A gentle introduction to the topic of closures, key to understanding how JavaScript functions work

If you’ve ever written a function in JavaScript, you already made use of closures.

It’s a key topic to understand, which has implications on the things you can do.

When a function is run, it’s executed with the scope that was in place when it was defined, and not with the state that’s in place when it is executed.

The scope basically is the set of variables which are visible.

A function remembers its Lexical Scope, and it’s able to access variables that were defined in the parent scope.

In short, a function has an entire baggage of variables it can access.

Let me immediately give an example to clarify this.

const bark = dog => {
  const say = `${dog} barked!`
  ;(() => console.log(say))()
}

bark(`Roger`)

This logs to the console Roger barked!, as expected.

What if you want to return the action instead:

const prepareBark = dog => {
  const say = `${dog} barked!`
  return () => console.log(say)
}

const bark = prepareBark(`Roger`)

bark()

This snippet also logs to the console Roger barked!.

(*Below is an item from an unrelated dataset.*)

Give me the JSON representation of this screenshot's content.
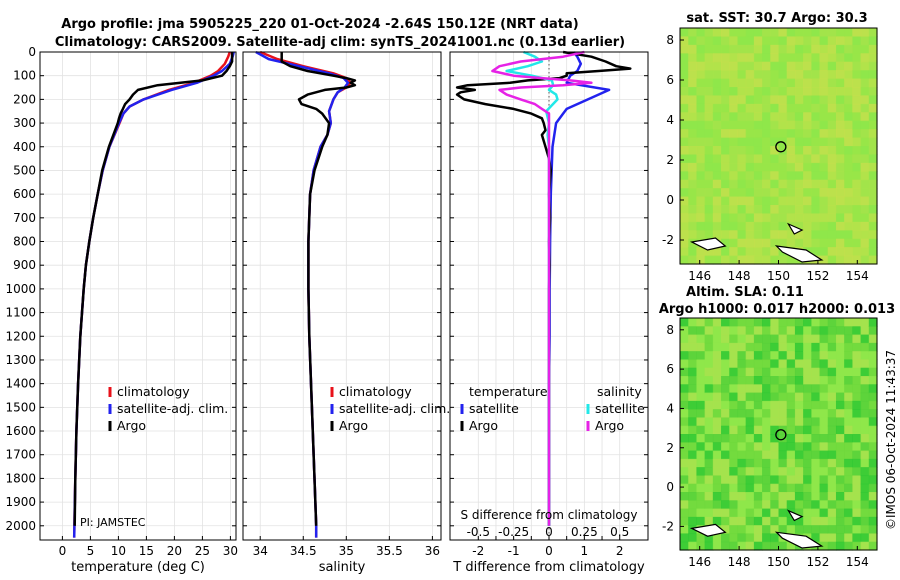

Let’s make one last example, which reuses prepareBark for two different dogs:

const prepareBark = dog => {
  const say = `${dog} barked!`
  return () => {
    console.log(say)
  }
}

const rogerBark = prepareBark(`Roger`)
const sydBark = prepareBark(`Syd`)

rogerBark()
sydBark()

This prints

Roger barked!
Syd barked!

As you can see, the state of the variable say is linked to the function that’s returned from prepareBark().

Also notice that we redefine a new say variable the second time we call prepareBark(), but that does not affect the state of the first prepareBark() scope.

This is how a closure works: the function that’s returned keeps the original state in its scope.